Un ministère « lourd » mais stratégique

 

Pour l’expert en tourisme, Mouhamed Faouzou Dème, la combinaison est audacieuse mais exigeante.  « Techniquement, c’est un ministère très lourd. Même si les secteurs concernés sont interconnectés, il faudra une machine administrative rodée, des conseillers techniques et des directeurs compétents. La culture est devenue une industrie, de même que le tourisme et l’artisanat, qui à lui seul regroupe 150 corps de métiers. Cela veut dire que ce ministère gère trois industries qui emploient une main-d’œuvre massive, souvent informelle, et qui constituent un pilier de notre économie. »

Il adhère à la vision de « tourisme intégré et de valorisation du patrimoine » mais insiste sur la nécessité d’un management transversal rigoureux.
 

"Retour à la grappe TICAA"

 

Pour Souleymane Ngom, conseiller culturel et enseignant à l’UGB, la décision du gouvernement corrige une erreur d’orientation.  « C’est une très bonne chose d’avoir rattaché l’Artisanat et le Tourisme à la Culture. On revient ainsi au projet initial de la grappe TICAA (Tourisme, Industries culturelles et Artisanat d’art). Cela montre que l’État est attentif aux débats du secteur. Quant à Amadou Ba, même s’il n’est pas issu du sérail culturel, son profil de juriste et son influence politique lui permettront de diriger avec de la poigne, sur la base d’une approche participative et inclusive. »
 

« La mayonnaise peut prendre forme..»

 

De son côté, l'acteur culturel interpellé par Dakaractu et qui a requis l'anonymat estime que la fusion des trois secteurs est logique et porteuse d’avenir.  « Dans tous les pays du monde, la culture donne du contenu au tourisme. La culture doit être le moteur, on ne peut pas parler de tourisme sans parler de culture. Quant à l’artisanat, il est intimement lié à la culture : il suffit de consulter le Répertoire des Arts et Métiers de la Culture (RMAC) pour s’en rendre compte.

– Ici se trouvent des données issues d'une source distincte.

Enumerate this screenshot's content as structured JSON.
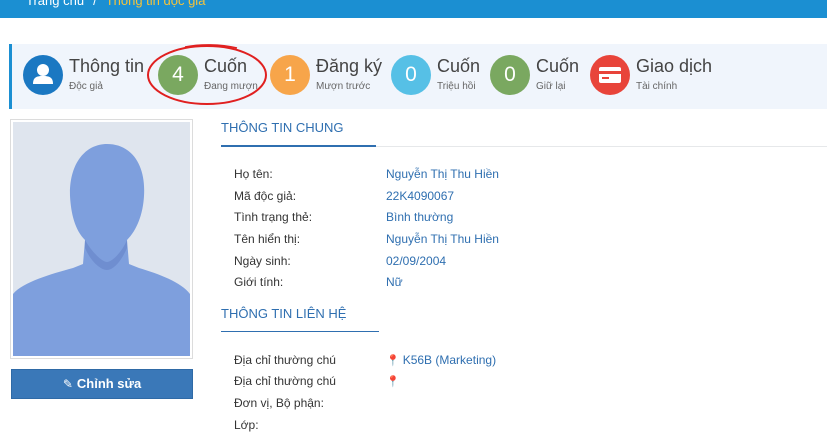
{
  "breadcrumb": {
    "home": "Trang chủ",
    "separator": "/",
    "current": "Thông tin độc giả"
  },
  "stats": [
    {
      "number": "",
      "title": "Thông tin",
      "sub": "Độc giả",
      "color": "#1b78c2",
      "icon": "user-icon"
    },
    {
      "number": "4",
      "title": "Cuốn",
      "sub": "Đang mượn",
      "color": "#7aa860",
      "highlighted": true
    },
    {
      "number": "1",
      "title": "Đăng ký",
      "sub": "Mượn trước",
      "color": "#f7a54a"
    },
    {
      "number": "0",
      "title": "Cuốn",
      "sub": "Triệu hồi",
      "color": "#56c0e6"
    },
    {
      "number": "0",
      "title": "Cuốn",
      "sub": "Giữ lại",
      "color": "#7aa860"
    },
    {
      "number": "",
      "title": "Giao dịch",
      "sub": "Tài chính",
      "color": "#e8443a",
      "icon": "credit-card-icon"
    }
  ],
  "highlight_color": "#e02020",
  "avatar": {
    "icon": "default-avatar-silhouette",
    "color": "#7e9fdd"
  },
  "edit_button": {
    "label": "Chỉnh sửa",
    "icon": "pencil-icon"
  },
  "general": {
    "title": "THÔNG TIN CHUNG",
    "fields": [
      {
        "label": "Họ tên:",
        "value": "Nguyễn Thị Thu Hiền"
      },
      {
        "label": "Mã độc giả:",
        "value": "22K4090067"
      },
      {
        "label": "Tình trạng thẻ:",
        "value": "Bình thường"
      },
      {
        "label": "Tên hiển thị:",
        "value": "Nguyễn Thị Thu Hiền"
      },
      {
        "label": "Ngày sinh:",
        "value": "02/09/2004"
      },
      {
        "label": "Giới tính:",
        "value": "Nữ"
      }
    ]
  },
  "contact": {
    "title": "THÔNG TIN LIÊN HỆ",
    "fields": [
      {
        "label": "Địa chỉ thường chú",
        "value": "K56B (Marketing)",
        "icon": "map-marker-icon"
      },
      {
        "label": "Địa chỉ thường chú",
        "value": "",
        "icon": "map-marker-icon"
      },
      {
        "label": "Đơn vị, Bộ phận:",
        "value": ""
      },
      {
        "label": "Lớp:",
        "value": ""
      }
    ]
  },
  "accent_color": "#2f6fb0"
}
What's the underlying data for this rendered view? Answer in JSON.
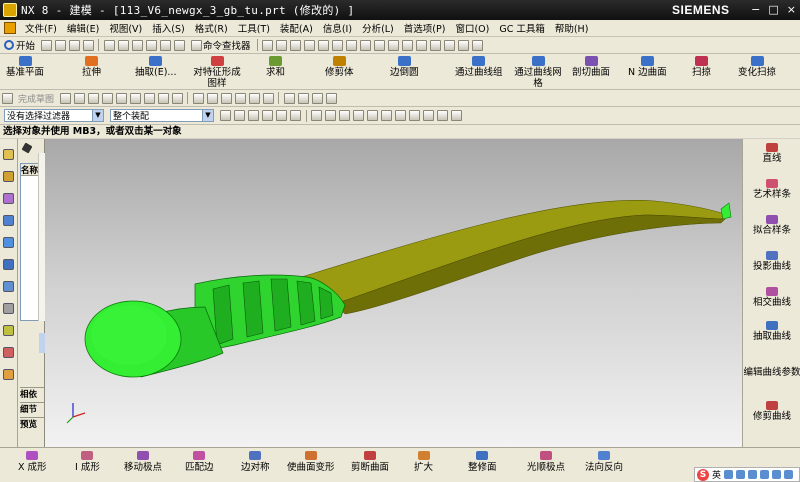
{
  "window": {
    "title": "NX 8 - 建模 - [113_V6_newgx_3_gb_tu.prt  (修改的) ]",
    "brand": "SIEMENS",
    "controls": [
      "−",
      "□",
      "×"
    ]
  },
  "menubar": {
    "items": [
      "文件(F)",
      "编辑(E)",
      "视图(V)",
      "插入(S)",
      "格式(R)",
      "工具(T)",
      "装配(A)",
      "信息(I)",
      "分析(L)",
      "首选项(P)",
      "窗口(O)",
      "GC 工具箱",
      "帮助(H)"
    ]
  },
  "toolbar_std": {
    "start_label": "开始",
    "command_finder_label": "命令查找器"
  },
  "feature_toolbar": {
    "items": [
      {
        "label": "基准平面",
        "color": "#3a70c8"
      },
      {
        "label": "拉伸",
        "color": "#e07020"
      },
      {
        "label": "抽取(E)...",
        "color": "#3a70c8"
      },
      {
        "label": "对特征形成图样",
        "color": "#d04040"
      },
      {
        "label": "求和",
        "color": "#6a9a30"
      },
      {
        "label": "修剪体",
        "color": "#c08000"
      },
      {
        "label": "边倒圆",
        "color": "#3a70c8"
      },
      {
        "label": "通过曲线组",
        "color": "#3a70c8"
      },
      {
        "label": "通过曲线网格",
        "color": "#3a70c8"
      },
      {
        "label": "剖切曲面",
        "color": "#7a50b0"
      },
      {
        "label": "N 边曲面",
        "color": "#3a70c8"
      },
      {
        "label": "扫掠",
        "color": "#c03050"
      },
      {
        "label": "变化扫掠",
        "color": "#3a70c8"
      }
    ]
  },
  "sketch_toolbar": {
    "sketch_label": "完成草图"
  },
  "selection_bar": {
    "filter_value": "没有选择过滤器",
    "scope_value": "整个装配"
  },
  "cue_line": "选择对象并使用 MB3，或者双击某一对象",
  "navigator": {
    "column_header": "名称",
    "section_dependents": "相依",
    "section_details": "细节",
    "section_preview": "预览"
  },
  "right_toolbar": {
    "items": [
      "直线",
      "艺术样条",
      "拟合样条",
      "投影曲线",
      "相交曲线",
      "抽取曲线",
      "编辑曲线参数",
      "修剪曲线"
    ]
  },
  "bottom_toolbar": {
    "items": [
      "X 成形",
      "I 成形",
      "移动极点",
      "匹配边",
      "边对称",
      "使曲面变形",
      "剪断曲面",
      "扩大",
      "整修面",
      "光顺极点",
      "法向反向"
    ]
  },
  "ime": {
    "mode": "英"
  },
  "colors": {
    "model_green": "#33ee33",
    "model_olive": "#9a9a10",
    "viewport_top": "#a8a8a8",
    "viewport_bottom": "#f2f2f2"
  }
}
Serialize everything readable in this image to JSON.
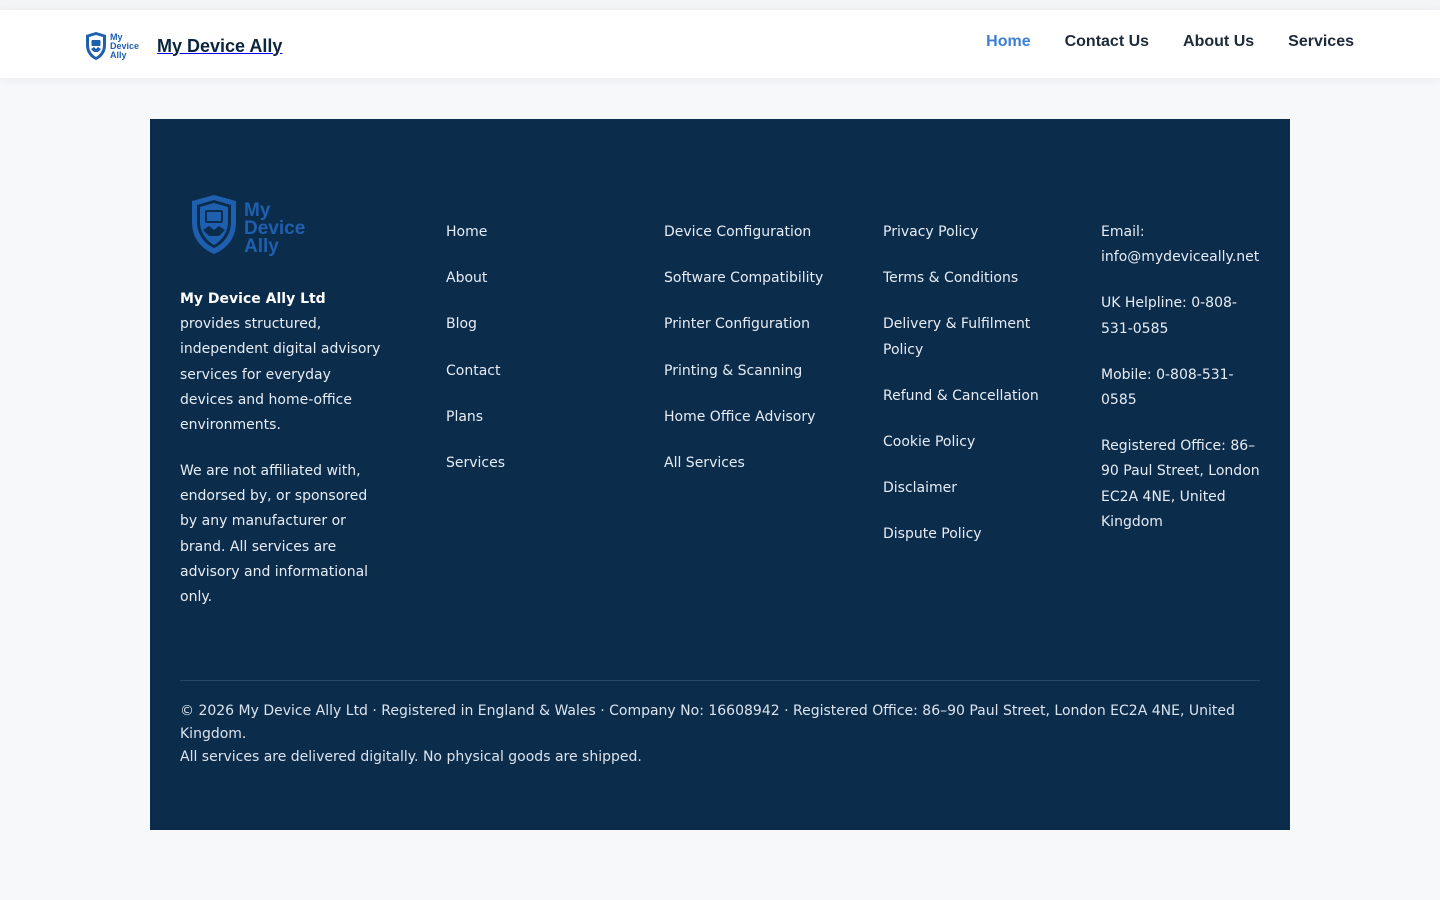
{
  "header": {
    "brand_name": "My Device Ally",
    "logo_text": [
      "My",
      "Device",
      "Ally"
    ],
    "nav": [
      {
        "label": "Home",
        "active": true
      },
      {
        "label": "Contact Us",
        "active": false
      },
      {
        "label": "About Us",
        "active": false
      },
      {
        "label": "Services",
        "active": false
      }
    ]
  },
  "footer": {
    "logo_text": [
      "My",
      "Device",
      "Ally"
    ],
    "company_name": "My Device Ally Ltd",
    "company_desc": " provides structured, independent digital advisory services for everyday devices and home-office environments.",
    "disclaimer": "We are not affiliated with, endorsed by, or sponsored by any manufacturer or brand. All services are advisory and informational only.",
    "quick_links": [
      "Home",
      "About",
      "Blog",
      "Contact",
      "Plans",
      "Services"
    ],
    "services": [
      "Device Configuration",
      "Software Compatibility",
      "Printer Configuration",
      "Printing & Scanning",
      "Home Office Advisory",
      "All Services"
    ],
    "policies": [
      "Privacy Policy",
      "Terms & Conditions",
      "Delivery & Fulfilment Policy",
      "Refund & Cancellation",
      "Cookie Policy",
      "Disclaimer",
      "Dispute Policy"
    ],
    "contact": [
      "Email: info@mydeviceally.net",
      "UK Helpline: 0-808-531-0585",
      "Mobile: 0-808-531-0585",
      "Registered Office: 86–90 Paul Street, London EC2A 4NE, United Kingdom"
    ],
    "copyright": "© 2026 My Device Ally Ltd · Registered in England & Wales · Company No: 16608942 · Registered Office: 86–90 Paul Street, London EC2A 4NE, United Kingdom.",
    "delivery_note": "All services are delivered digitally. No physical goods are shipped."
  },
  "colors": {
    "footer_bg": "#0c2c4c",
    "accent": "#3e7fd6",
    "logo_blue": "#1f5fb0",
    "nav_text": "#1d2a3a"
  },
  "icons": {
    "brand_logo": "shield-handshake-icon"
  }
}
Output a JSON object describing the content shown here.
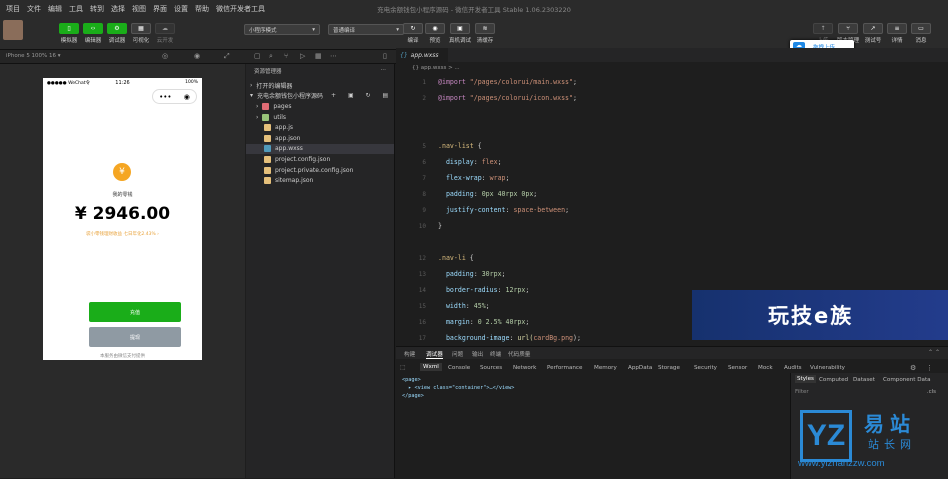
{
  "window": {
    "title": "充电余额钱包小程序源码 - 微信开发者工具 Stable 1.06.2303220"
  },
  "menu": [
    "项目",
    "文件",
    "编辑",
    "工具",
    "转到",
    "选择",
    "视图",
    "界面",
    "设置",
    "帮助",
    "微信开发者工具"
  ],
  "toolbar": {
    "left": [
      "模拟器",
      "编辑器",
      "调试器",
      "可视化",
      "云开发"
    ],
    "mode_select": "小程序模式",
    "compile_select": "普通编译",
    "mid": [
      "编译",
      "预览",
      "真机调试",
      "清缓存"
    ],
    "right": [
      "上传",
      "版本管理",
      "测试号",
      "详情",
      "消息"
    ],
    "upload_tip": "拖拽上传"
  },
  "subbar": {
    "device": "iPhone 5 100% 16 ▾"
  },
  "phone": {
    "carrier": "●●●●● WeChat令",
    "time": "11:26",
    "battery": "100%",
    "coin": "¥",
    "balance_label": "我的零钱",
    "balance": "¥ 2946.00",
    "note": "袋小零钱理财收益 七日年化2.43% ›",
    "btn_primary": "充值",
    "btn_secondary": "提现",
    "footer": "本服务由微信支付提供"
  },
  "explorer": {
    "title": "资源管理器",
    "section_open": "打开的编辑器",
    "section_project": "充电余额钱包小程序源码",
    "files": [
      {
        "name": "pages",
        "type": "folder-red"
      },
      {
        "name": "utils",
        "type": "folder-green"
      },
      {
        "name": "app.js",
        "type": "js"
      },
      {
        "name": "app.json",
        "type": "json"
      },
      {
        "name": "app.wxss",
        "type": "wxss"
      },
      {
        "name": "project.config.json",
        "type": "json"
      },
      {
        "name": "project.private.config.json",
        "type": "json"
      },
      {
        "name": "sitemap.json",
        "type": "json"
      }
    ]
  },
  "editor": {
    "tab": "app.wxss",
    "breadcrumb": "{} app.wxss > ...",
    "line_numbers": [
      "1",
      "2",
      "",
      "",
      "5",
      "6",
      "7",
      "8",
      "9",
      "10",
      "11",
      "12",
      "13",
      "14",
      "15",
      "16",
      "17",
      "18"
    ],
    "lines": [
      [
        {
          "t": "@import ",
          "c": "#c586c0"
        },
        {
          "t": "\"/pages/colorui/main.wxss\"",
          "c": "#ce9178"
        },
        {
          "t": ";",
          "c": "#ccc"
        }
      ],
      [
        {
          "t": "@import ",
          "c": "#c586c0"
        },
        {
          "t": "\"/pages/colorui/icon.wxss\"",
          "c": "#ce9178"
        },
        {
          "t": ";",
          "c": "#ccc"
        }
      ],
      [],
      [],
      [
        {
          "t": ".nav-list ",
          "c": "#d7ba7d"
        },
        {
          "t": "{",
          "c": "#ccc"
        }
      ],
      [
        {
          "t": "  display",
          "c": "#9cdcfe"
        },
        {
          "t": ": ",
          "c": "#ccc"
        },
        {
          "t": "flex",
          "c": "#ce9178"
        },
        {
          "t": ";",
          "c": "#ccc"
        }
      ],
      [
        {
          "t": "  flex-wrap",
          "c": "#9cdcfe"
        },
        {
          "t": ": ",
          "c": "#ccc"
        },
        {
          "t": "wrap",
          "c": "#ce9178"
        },
        {
          "t": ";",
          "c": "#ccc"
        }
      ],
      [
        {
          "t": "  padding",
          "c": "#9cdcfe"
        },
        {
          "t": ": ",
          "c": "#ccc"
        },
        {
          "t": "0px 40rpx 0px",
          "c": "#b5cea8"
        },
        {
          "t": ";",
          "c": "#ccc"
        }
      ],
      [
        {
          "t": "  justify-content",
          "c": "#9cdcfe"
        },
        {
          "t": ": ",
          "c": "#ccc"
        },
        {
          "t": "space-between",
          "c": "#ce9178"
        },
        {
          "t": ";",
          "c": "#ccc"
        }
      ],
      [
        {
          "t": "}",
          "c": "#ccc"
        }
      ],
      [],
      [
        {
          "t": ".nav-li ",
          "c": "#d7ba7d"
        },
        {
          "t": "{",
          "c": "#ccc"
        }
      ],
      [
        {
          "t": "  padding",
          "c": "#9cdcfe"
        },
        {
          "t": ": ",
          "c": "#ccc"
        },
        {
          "t": "30rpx",
          "c": "#b5cea8"
        },
        {
          "t": ";",
          "c": "#ccc"
        }
      ],
      [
        {
          "t": "  border-radius",
          "c": "#9cdcfe"
        },
        {
          "t": ": ",
          "c": "#ccc"
        },
        {
          "t": "12rpx",
          "c": "#b5cea8"
        },
        {
          "t": ";",
          "c": "#ccc"
        }
      ],
      [
        {
          "t": "  width",
          "c": "#9cdcfe"
        },
        {
          "t": ": ",
          "c": "#ccc"
        },
        {
          "t": "45%",
          "c": "#b5cea8"
        },
        {
          "t": ";",
          "c": "#ccc"
        }
      ],
      [
        {
          "t": "  margin",
          "c": "#9cdcfe"
        },
        {
          "t": ": ",
          "c": "#ccc"
        },
        {
          "t": "0 2.5% 40rpx",
          "c": "#b5cea8"
        },
        {
          "t": ";",
          "c": "#ccc"
        }
      ],
      [
        {
          "t": "  background-image",
          "c": "#9cdcfe"
        },
        {
          "t": ": ",
          "c": "#ccc"
        },
        {
          "t": "url(",
          "c": "#dcdcaa"
        },
        {
          "t": "cardBg.png",
          "c": "#ce9178"
        },
        {
          "t": ");",
          "c": "#ccc"
        }
      ]
    ]
  },
  "watermark1": "玩技e族",
  "debug": {
    "tabs": [
      "构建",
      "调试器",
      "问题",
      "输出",
      "终端",
      "代码质量"
    ],
    "devtabs": [
      "Wxml",
      "Console",
      "Sources",
      "Network",
      "Performance",
      "Memory",
      "AppData",
      "Storage",
      "Security",
      "Sensor",
      "Mock",
      "Audits",
      "Vulnerability"
    ],
    "styletabs": [
      "Styles",
      "Computed",
      "Dataset",
      "Component Data"
    ],
    "filter": "Filter",
    "cls": ".cls",
    "wxml": [
      "<page>",
      "  ▸ <view class=\"container\">…</view>",
      "</page>"
    ]
  },
  "watermark2": {
    "big": "YZ",
    "cn1": "易站",
    "cn2": "站长网",
    "url": "www.yizhanzzw.com"
  }
}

Je pense que la mayonnaise va prendre forme, à condition d’une bonne articulation entre les trois secteurs. »

S’il rappelle que le nouveau ministre n’est pas un spécialiste de ces domaines, il souligne toutefois que « le rôle d’un ministre est avant tout celui d’un manager et coordonnateur », et qu’il pourra s’appuyer sur les nombreux techniciens compétents du secteur.

 

" Il sera un ministère très technique avec beaucoup de sous-secteurs..."

 

De son côté, Alioune Badara Mané, président de l’Association de la Presse Culturelle du Sénégal, accueille favorablement la nouvelle configuration . « C’est un soulagement de voir la Culture détachée de la Jeunesse et des Sports pour avoir un département entier. [...] il faut savoir qu'il sera un ministère très technique avec beaucoup de sous-secteurs notamment dans la musique, le patrimoine entre autres. Les priorités sont nombreuses : infrastructures culturelles, statut de l’artiste, copie privée, fonds dédiés aux arts… Mais il faudra aussi régler la question de l’insertion des animateurs culturels et chargés d’affaires culturelles formés à l’École des arts et métiers de la culture. C’est un dossier sensible que le ministre Amadou Ba doit traiter rapidement. »
 

Toutefois, le journaliste, président de l'APCS reste prudent, « il est trop tôt pour juger le nouveau ministre. La communauté artistique lui accorde un moment de grâce et d’observation avant de faire des jugements, car la culture est un ministère à la fois technique et complexe dans la forme comme dans le fond. »
 

Entre enthousiasme et prudence, tous les acteurs s’accordent sur une chose : le portefeuille confié à Amadou Ba est vaste et stratégique. Sa réussite dépendra de sa capacité à fédérer, à écouter et à mettre en place une gouvernance participative pour transformer la culture, le tourisme et l’artisanat en véritables leviers de développement économique et social.